The House Criminal Justice Subcommittee on Tuesday will consider a measure (HB 163), filed by Rep. Matt Gaetz, R-Fort Walton Beach, that would allow people with concealed-weapons licenses to openly carry firearms. The bill also calls for other changes in gun-related laws, including giving direction for judges to use “strict scrutiny” when reviewing laws dealing with the right to bear arms or self-defense.
“The right to bear arms is a fundamental and individual right that exists in any place that a person has the right to be, subject only to exceptionally and narrowly tailored restrictions that employ the least possible restriction on the right in order to achieve a compelling government interest,’’ the bill says.
Meanwhile Tuesday, the House Health Quality Subcommittee will receive an update about how the state is carrying out a 2014 law that allows the sale and use of non-euphoric types of medical marijuana. Backers of the law said it could help patients such as children with severe forms of epilepsy, but the cannabis remains unavailable, at least in part because of delays stemming from legal disputes.
Scott, Cabinet back change after marriage ruling
Gov. Rick Scott and the state Cabinet gave approval Tuesday to the Florida Department of Highway Safety and Motor Vehicles to update transfers of titles on cars and boats to reflect the legalization of same-sex marriage.

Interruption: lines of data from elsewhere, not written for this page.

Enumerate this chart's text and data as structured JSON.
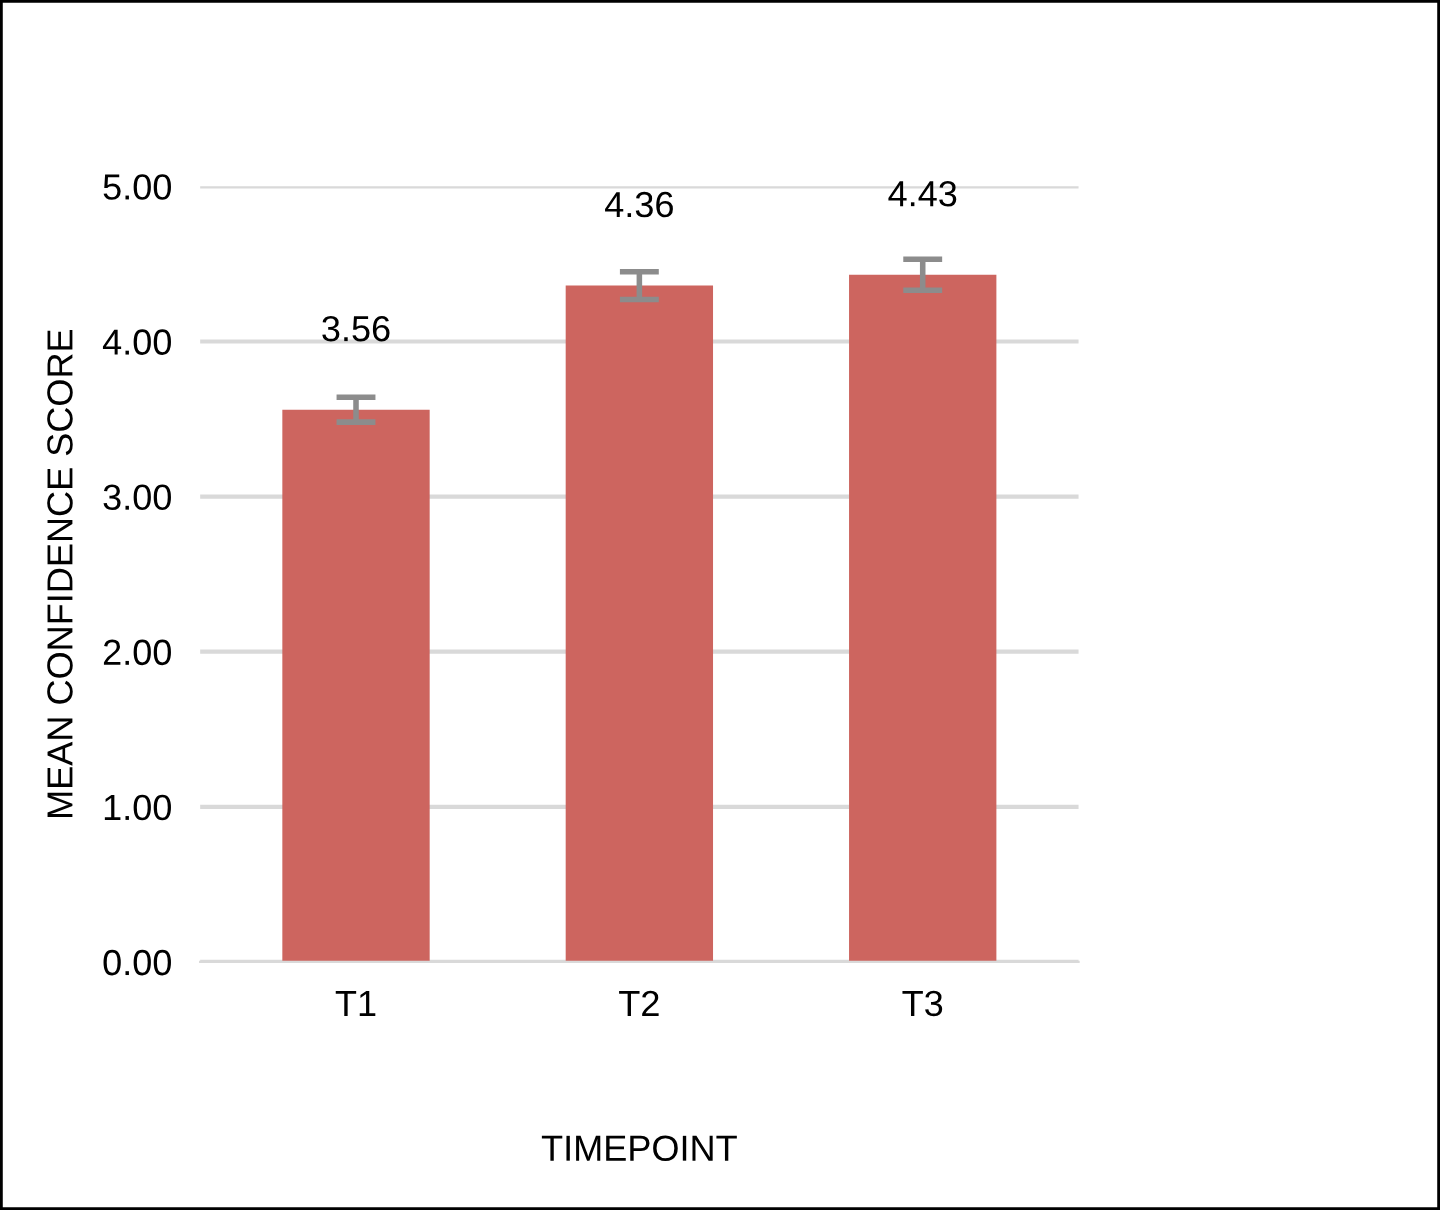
{
  "chart_data": {
    "type": "bar",
    "xlabel": "TIMEPOINT",
    "ylabel": "MEAN CONFIDENCE SCORE",
    "categories": [
      "T1",
      "T2",
      "T3"
    ],
    "values": [
      3.56,
      4.36,
      4.43
    ],
    "errors": [
      0.08,
      0.09,
      0.1
    ],
    "color": "#cd655f",
    "data_labels": true,
    "ylim": [
      0,
      5
    ],
    "yticks": [
      {
        "value": 0,
        "label": "0.00"
      },
      {
        "value": 1,
        "label": "1.00"
      },
      {
        "value": 2,
        "label": "2.00"
      },
      {
        "value": 3,
        "label": "3.00"
      },
      {
        "value": 4,
        "label": "4.00"
      },
      {
        "value": 5,
        "label": "5.00"
      }
    ],
    "grid": "y"
  }
}
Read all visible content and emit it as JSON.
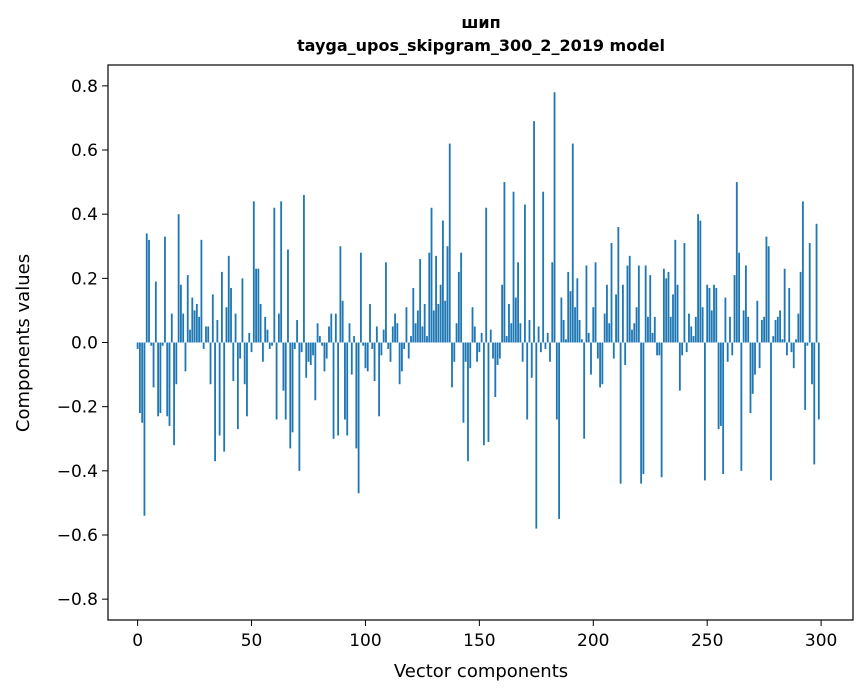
{
  "chart_data": {
    "type": "bar",
    "title_line1": "шип",
    "title_line2": "tayga_upos_skipgram_300_2_2019 model",
    "xlabel": "Vector components",
    "ylabel": "Components values",
    "xlim": [
      -13,
      314
    ],
    "ylim": [
      -0.865,
      0.865
    ],
    "xticks": [
      0,
      50,
      100,
      150,
      200,
      250,
      300
    ],
    "xtick_labels": [
      "0",
      "50",
      "100",
      "150",
      "200",
      "250",
      "300"
    ],
    "yticks": [
      0.8,
      0.6,
      0.4,
      0.2,
      0.0,
      -0.2,
      -0.4,
      -0.6,
      -0.8
    ],
    "ytick_labels": [
      "0.8",
      "0.6",
      "0.4",
      "0.2",
      "0.0",
      "−0.2",
      "−0.4",
      "−0.6",
      "−0.8"
    ],
    "bar_color": "#1f77b4",
    "values": [
      -0.02,
      -0.22,
      -0.25,
      -0.54,
      0.34,
      0.32,
      -0.01,
      -0.14,
      0.19,
      -0.23,
      -0.22,
      -0.01,
      0.33,
      -0.23,
      -0.26,
      0.09,
      -0.32,
      -0.13,
      0.4,
      0.18,
      0.09,
      -0.09,
      0.21,
      0.04,
      0.14,
      0.1,
      0.12,
      0.08,
      0.32,
      -0.02,
      0.05,
      0.05,
      -0.13,
      0.15,
      -0.37,
      0.07,
      -0.29,
      0.22,
      -0.34,
      0.11,
      0.27,
      0.17,
      -0.12,
      0.09,
      -0.27,
      -0.05,
      0.2,
      -0.13,
      -0.23,
      0.03,
      -0.03,
      0.44,
      0.23,
      0.23,
      0.12,
      -0.06,
      0.08,
      0.04,
      -0.02,
      -0.01,
      0.42,
      -0.24,
      0.09,
      0.44,
      -0.15,
      -0.24,
      0.29,
      -0.33,
      -0.28,
      -0.02,
      0.07,
      -0.4,
      -0.03,
      0.46,
      -0.11,
      -0.06,
      -0.07,
      -0.04,
      -0.18,
      0.06,
      0.02,
      -0.01,
      -0.09,
      -0.05,
      0.05,
      0.09,
      -0.3,
      0.09,
      -0.29,
      0.3,
      0.13,
      -0.24,
      -0.29,
      0.06,
      -0.1,
      0.02,
      -0.33,
      -0.47,
      0.28,
      -0.01,
      -0.08,
      -0.09,
      0.12,
      -0.02,
      -0.12,
      0.05,
      -0.23,
      -0.04,
      0.04,
      0.25,
      -0.02,
      -0.06,
      0.05,
      0.09,
      0.06,
      -0.13,
      -0.09,
      -0.02,
      0.11,
      -0.05,
      0.02,
      0.17,
      0.06,
      0.1,
      0.26,
      0.05,
      0.12,
      0.02,
      0.28,
      0.42,
      0.1,
      0.27,
      0.12,
      0.18,
      0.38,
      0.13,
      0.3,
      0.62,
      -0.14,
      -0.06,
      0.06,
      0.22,
      0.28,
      -0.25,
      -0.06,
      -0.37,
      -0.08,
      0.11,
      0.05,
      -0.06,
      -0.03,
      0.03,
      -0.32,
      0.42,
      -0.31,
      0.04,
      -0.05,
      -0.17,
      -0.07,
      -0.05,
      0.18,
      0.5,
      0.02,
      0.12,
      0.06,
      0.47,
      0.14,
      0.25,
      0.06,
      -0.06,
      0.43,
      -0.24,
      0.07,
      -0.11,
      0.69,
      -0.58,
      0.05,
      -0.03,
      0.47,
      -0.02,
      0.03,
      -0.06,
      0.25,
      0.78,
      -0.24,
      -0.55,
      0.14,
      0.07,
      0.01,
      0.22,
      0.16,
      0.62,
      0.11,
      0.2,
      0.07,
      0.01,
      -0.3,
      0.24,
      0.03,
      -0.1,
      0.11,
      0.25,
      -0.05,
      -0.14,
      -0.13,
      0.09,
      0.18,
      0.06,
      0.31,
      -0.05,
      0.15,
      0.36,
      -0.44,
      0.18,
      -0.07,
      0.24,
      0.27,
      0.04,
      0.06,
      0.11,
      0.24,
      -0.44,
      -0.41,
      0.24,
      0.08,
      0.21,
      0.03,
      0.08,
      -0.04,
      -0.04,
      -0.42,
      0.23,
      0.2,
      0.22,
      0.08,
      0.15,
      0.32,
      0.18,
      -0.15,
      -0.04,
      0.31,
      -0.03,
      0.09,
      0.05,
      0.02,
      0.08,
      0.4,
      0.38,
      0.11,
      -0.43,
      0.18,
      0.17,
      0.1,
      0.18,
      0.17,
      -0.27,
      -0.26,
      -0.41,
      0.14,
      -0.06,
      0.08,
      -0.04,
      0.21,
      0.5,
      0.28,
      -0.4,
      0.1,
      0.24,
      0.08,
      -0.22,
      -0.16,
      -0.1,
      0.13,
      -0.08,
      0.07,
      0.08,
      0.33,
      0.3,
      -0.43,
      0.02,
      0.07,
      0.08,
      0.1,
      0.01,
      0.23,
      -0.04,
      0.17,
      -0.03,
      -0.08,
      0.01,
      0.09,
      0.22,
      0.44,
      -0.21,
      -0.01,
      0.31,
      -0.13,
      -0.38,
      0.37,
      -0.24
    ]
  }
}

The department intends to change a single check-off box on title-transfer forms. The change involves where people can declare why they shouldn’t be subject to sales and use taxes when transferring the ownership of motor vehicles, mobile homes or vessels. The phrase “a married couple” will replace “husband and wife.”
The proposal was one of two department rule changes approved during a Cabinet meeting Tuesday. Under the other change, aspiring motorists who fail driving tests may be able to retake the tests the same day. The change is intended to clarify a state law by removing language that prohibits people from taking more than one driving test on any day unless they can get the approval of officials from county driver-license or tax-collector offices.
The change allows county offices to administer second or subsequent tests the same day to people who fail the tests if time is available. The state motor-vehicle agency noted that the county offices operate under an appointment system and in most cases can handle additional testing during regular hours.